Was wir Spieler und Zuschauer erst nachher realisierten und erfuhren!
Hätte Heinz Grassmann kurz vor Schluss nicht das 6. Tor für uns erzielt, wären wir in der Tabelle auf den zweiten Platz gerutscht, weil Amaliendorf bei gleichem Torverhältnis allerdings um einen Treffer mehr geschossen hätte. Rechnen Sie selbst nach! Es ist ja fast nicht zu glauben. Wie der Verband dann entschieden hätte? Darüber kann man nur Spekulationen anstellen, denn die NÖFV beließ es bei diesem mehr als „eigenartigen Ergebnis“, weil es ja sowieso keine Konsequenzen hatte. Augenzeugenberichten zufolge holten in Hälfte 2 die Schremser Spieler nach jedem erzielten Treffer Amaliendorfs das Leder schnell aus dem eigenen Tor, liefen damit zur Mittelauflage, um ja keine Zeit zu verlieren.
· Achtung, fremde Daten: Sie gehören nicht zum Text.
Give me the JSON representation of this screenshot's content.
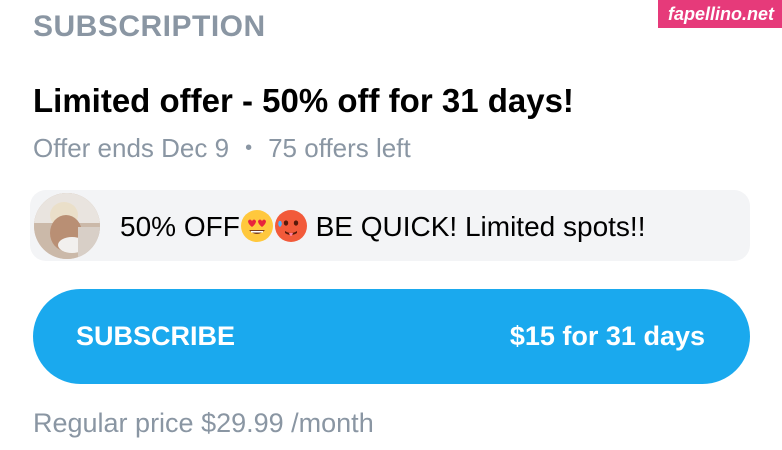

In jedem Fall waren Schrems und Amaliendorf monatelang die Lachnummer im gesamten Waldviertel, wahrscheinlich sogar Niederösterreichs.
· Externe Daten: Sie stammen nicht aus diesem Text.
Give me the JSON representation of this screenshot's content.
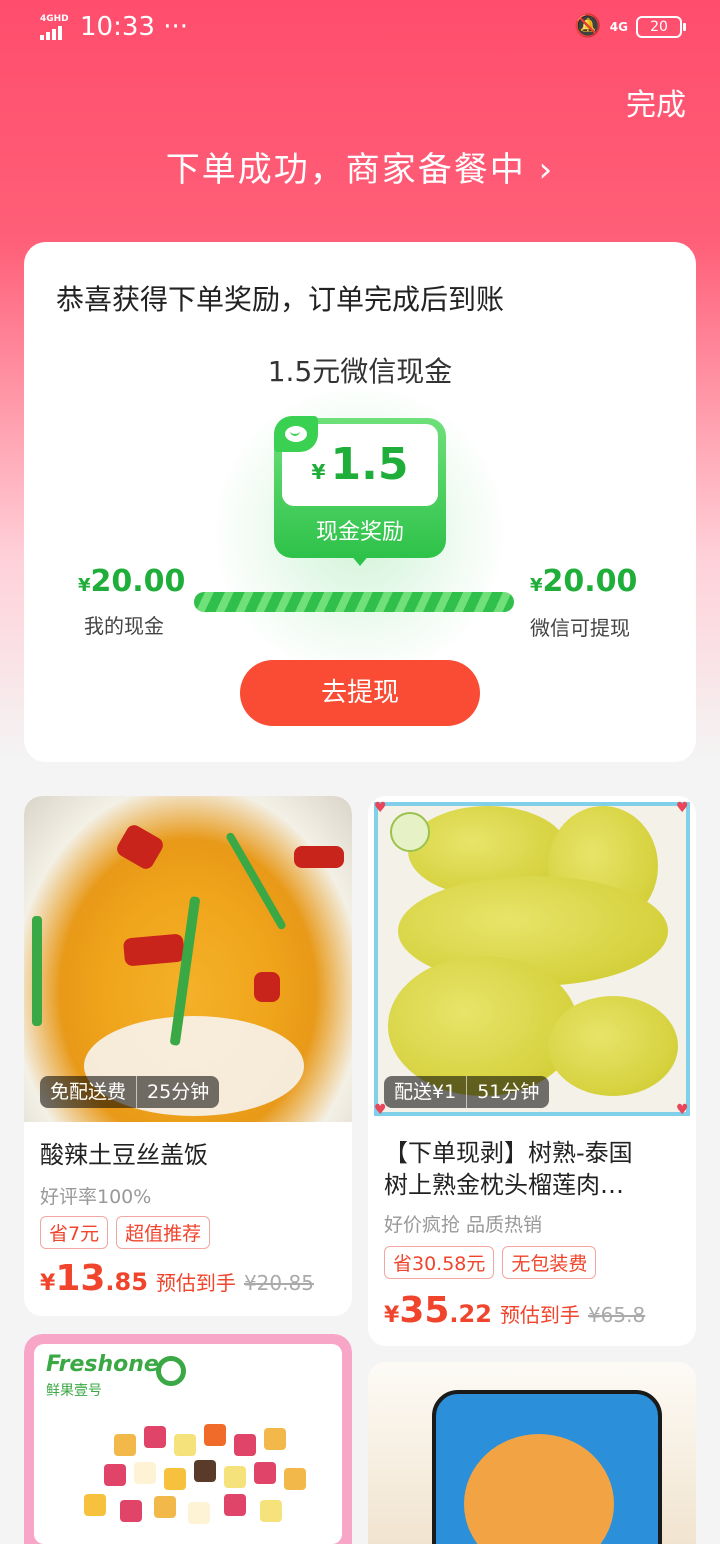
{
  "status_bar": {
    "network": "4GHD",
    "time": "10:33",
    "more": "···",
    "right_network": "4G",
    "battery": "20"
  },
  "header": {
    "done_label": "完成",
    "order_status": "下单成功，商家备餐中 ›"
  },
  "reward": {
    "title": "恭喜获得下单奖励，订单完成后到账",
    "subtitle": "1.5元微信现金",
    "coupon_currency": "¥",
    "coupon_amount": "1.5",
    "coupon_label": "现金奖励",
    "my_cash_currency": "¥",
    "my_cash_value": "20.00",
    "my_cash_label": "我的现金",
    "wechat_cash_currency": "¥",
    "wechat_cash_value": "20.00",
    "wechat_cash_label": "微信可提现",
    "withdraw_button": "去提现",
    "progress_fraction": 1.0,
    "accent_color": "#2fbf4a",
    "button_color": "#fa4b34"
  },
  "products": [
    {
      "image_icon": "food-photo-potato-rice",
      "badge_delivery": "免配送费",
      "badge_time": "25分钟",
      "name": "酸辣土豆丝盖饭",
      "subtitle": "好评率100%",
      "tags": [
        "省7元",
        "超值推荐"
      ],
      "price_currency": "¥",
      "price_int": "13",
      "price_dec": ".85",
      "price_note": "预估到手",
      "price_old": "¥20.85"
    },
    {
      "image_icon": "food-photo-durian",
      "badge_delivery": "配送¥1",
      "badge_time": "51分钟",
      "name_line1": "【下单现剥】树熟-泰国",
      "name_line2": "树上熟金枕头榴莲肉…",
      "subtitle": "好价疯抢 品质热销",
      "tags": [
        "省30.58元",
        "无包装费"
      ],
      "price_currency": "¥",
      "price_int": "35",
      "price_dec": ".22",
      "price_note": "预估到手",
      "price_old": "¥65.8"
    },
    {
      "image_icon": "food-photo-fruit-box",
      "brand_name": "Freshone",
      "brand_sub": "鲜果壹号"
    },
    {
      "image_icon": "product-photo-cat-phone-case"
    }
  ]
}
Ja, und was geschah mit meinem Freund, dem Leihspieler bei Schrems, der wirklich von dieser „Nachbarschaftshilfe“ keine Ahnung hatte? Als er in der 2. Halbzeit die „Überlegenheit der Gastgeber“ bemerkte, begab er sich laut schimpfend noch während des Matches in die Kabine und verließ nach dieser Saison den Verein. Wir sind bis heute weiterhin gute Freunde.